Longhua Hospital, Shanghai University of Traditional Chinese Medicine, Shanghai, 20032, China.
J Ethnopharmacol. 2021 Apr 6;269:113669. doi: 10.1016/j.jep.2020.113669. Epub 2020 Dec 15.
Tiao Geng (TG) decoction is a Chinese herbal medicine extract that has been utilized for the treatment of menopausal symptoms for a history of over 30 years. In our previous study, we suggest that TG decoction possibly exerts an anti-apoptotic effect on hypothalamic neurons of ovariectomized rats via the ASK1/MKK7/JNK pathway. Tributyltin chloride (TBTC) causes oxidative damage and induces apoptosis of primary hypothalamic neurons in rats.
The present work aimed to explore the inhibition of TG decoction on TBTC-induced GT1-7 cell apoptosis and its possible molecular mechanism.
The GT1-7 cell line was exposed to TG decoction at diverse doses (31.25, 62.5, 125 μg/mL) for 24 h and later with TBTC (1 mg/L) for 1 h, with 17β-E (100 nM) treatment being the positive control. Then, CCK8 assay was conducted to evaluate cell viability, while flow cytometric analysis was conducted to examine the apoptosis level. Related pathways and differentially expressed proteins were identified by tandem mass tag (TMT)-based quantitative phosphoproteomics. qRT-PCR was carried out to examine mRNA levels of Bax and B-cell lymphoma-2 (Bcl-2). Western blotting was performed to detect the levels of Bax, Bcl-2, c-Jun, c-Jun N-terminal kinase (JNK), Caspase-3 (Casp3), Mitogen-activated protein kinase kinase 7 (MKK7), and apoptosis signal-regulating kinase 1 (ASK1) . Finally, cells were pretreated with SP600125, an inhibitor of JNK, later the expression of JNK and Casp3 was measured.

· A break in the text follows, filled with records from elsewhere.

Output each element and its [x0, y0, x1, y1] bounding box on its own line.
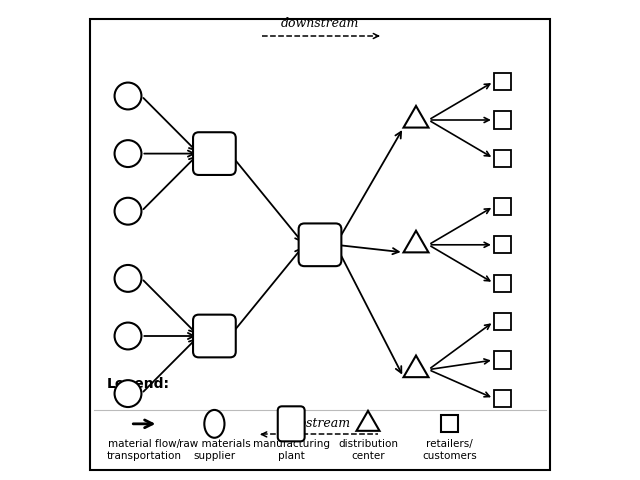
Polygon shape: [404, 106, 429, 128]
FancyBboxPatch shape: [494, 275, 511, 292]
FancyBboxPatch shape: [494, 198, 511, 215]
Text: downstream: downstream: [281, 17, 359, 30]
FancyBboxPatch shape: [494, 236, 511, 253]
FancyBboxPatch shape: [494, 351, 511, 369]
FancyBboxPatch shape: [299, 224, 341, 266]
Text: material flow/
transportation: material flow/ transportation: [107, 439, 182, 461]
Ellipse shape: [204, 410, 225, 438]
Text: upstream: upstream: [290, 417, 350, 430]
Polygon shape: [404, 356, 429, 377]
Circle shape: [115, 83, 141, 109]
Circle shape: [115, 380, 141, 407]
FancyBboxPatch shape: [494, 150, 511, 167]
Text: retailers/
customers: retailers/ customers: [422, 439, 477, 461]
FancyBboxPatch shape: [494, 313, 511, 330]
Text: raw materials
supplier: raw materials supplier: [179, 439, 250, 461]
Polygon shape: [356, 411, 380, 431]
Circle shape: [115, 198, 141, 225]
Polygon shape: [404, 231, 429, 252]
Circle shape: [115, 323, 141, 349]
FancyBboxPatch shape: [494, 111, 511, 129]
FancyBboxPatch shape: [494, 390, 511, 407]
Circle shape: [115, 265, 141, 292]
FancyBboxPatch shape: [193, 132, 236, 175]
Text: Legend:: Legend:: [106, 377, 170, 391]
Text: distribution
center: distribution center: [338, 439, 398, 461]
FancyBboxPatch shape: [90, 19, 550, 470]
FancyBboxPatch shape: [193, 315, 236, 357]
Circle shape: [115, 140, 141, 167]
FancyBboxPatch shape: [494, 73, 511, 90]
FancyBboxPatch shape: [441, 415, 458, 432]
FancyBboxPatch shape: [278, 406, 305, 442]
Text: manufacturing
plant: manufacturing plant: [253, 439, 330, 461]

Application of TG decoction mitigated the GT1-7 cell apoptosis and injury caused by TBTC; besides, it inhibited the activation of the ASK1/MKK7/JNK pathway. Moreover, Bcl-2/Bax ratio became higher, and the MKK7, ASK1, Casp3 and c-Jun levels were inhibited. Besides, TG decoction combined with SP600125 (the JNK inhibitor) more significantly inhibited GT1-7 cell apoptosis caused by TBTC.
As discovered from the experiment in this study, TG decoction has a neuroprotective effect, which is achieved through inhibiting the ASK1/MKK7/JNK signal transduction pathway to reduce GT1-7 cell apoptosis.
调更(TG)汤是一种中药提取物,已被用于治疗更年期症状超过 30 年。在我们之前的研究中,我们认为 TG 汤可能通过 ASK1/MKK7/JNK 途径对去卵巢大鼠下丘脑神经元发挥抗凋亡作用。三丁基锡氯化物(TBTC)可引起氧化损伤,并诱导大鼠原代下丘脑神经元凋亡。
本研究旨在探讨 TG 汤对 TBTC 诱导的 GT1-7 细胞凋亡的抑制作用及其可能的分子机制。
将 GT1-7 细胞系用不同剂量(31.25、62.5、125μg/ml)的 TG 汤处理 24 小时,然后用 1mg/L 的 TBTC 处理 1 小时,以 100nM 17β-E 处理作为阳性对照。然后,通过 CCK8 测定评估细胞活力,通过流式细胞术分析检测细胞凋亡水平。通过串联质量标签(TMT)定量磷酸蛋白质组学鉴定相关途径和差异表达蛋白。通过 qRT-PCR 检测 Bax 和 B 细胞淋巴瘤-2(Bcl-2)的 mRNA 水平。通过 Western blot 检测 Bax、Bcl-2、c-Jun、c-Jun N 端激酶(JNK)、半胱天冬酶-3(Casp3)、丝裂原活化蛋白激酶激酶 7(MKK7)和凋亡信号调节激酶 1(ASK1)的水平。最后,用 JNK 抑制剂 SP600125 预处理细胞,然后测量 JNK 和 Casp3 的表达。
TG 汤减轻了 TBTC 引起的 GT1-7 细胞凋亡和损伤;此外,它抑制了 ASK1/MKK7/JNK 通路的激活。此外,Bcl-2/Bax 比值升高,MKK7、ASK1、Casp3 和 c-Jun 水平受到抑制。此外,TG 汤与 SP600125(JNK 抑制剂)联合应用可更显著抑制 TBTC 引起的 GT1-7 细胞凋亡。
本研究实验发现,TG 汤具有神经保护作用,通过抑制 ASK1/MKK7/JNK 信号转导通路减少 GT1-7 细胞凋亡来实现。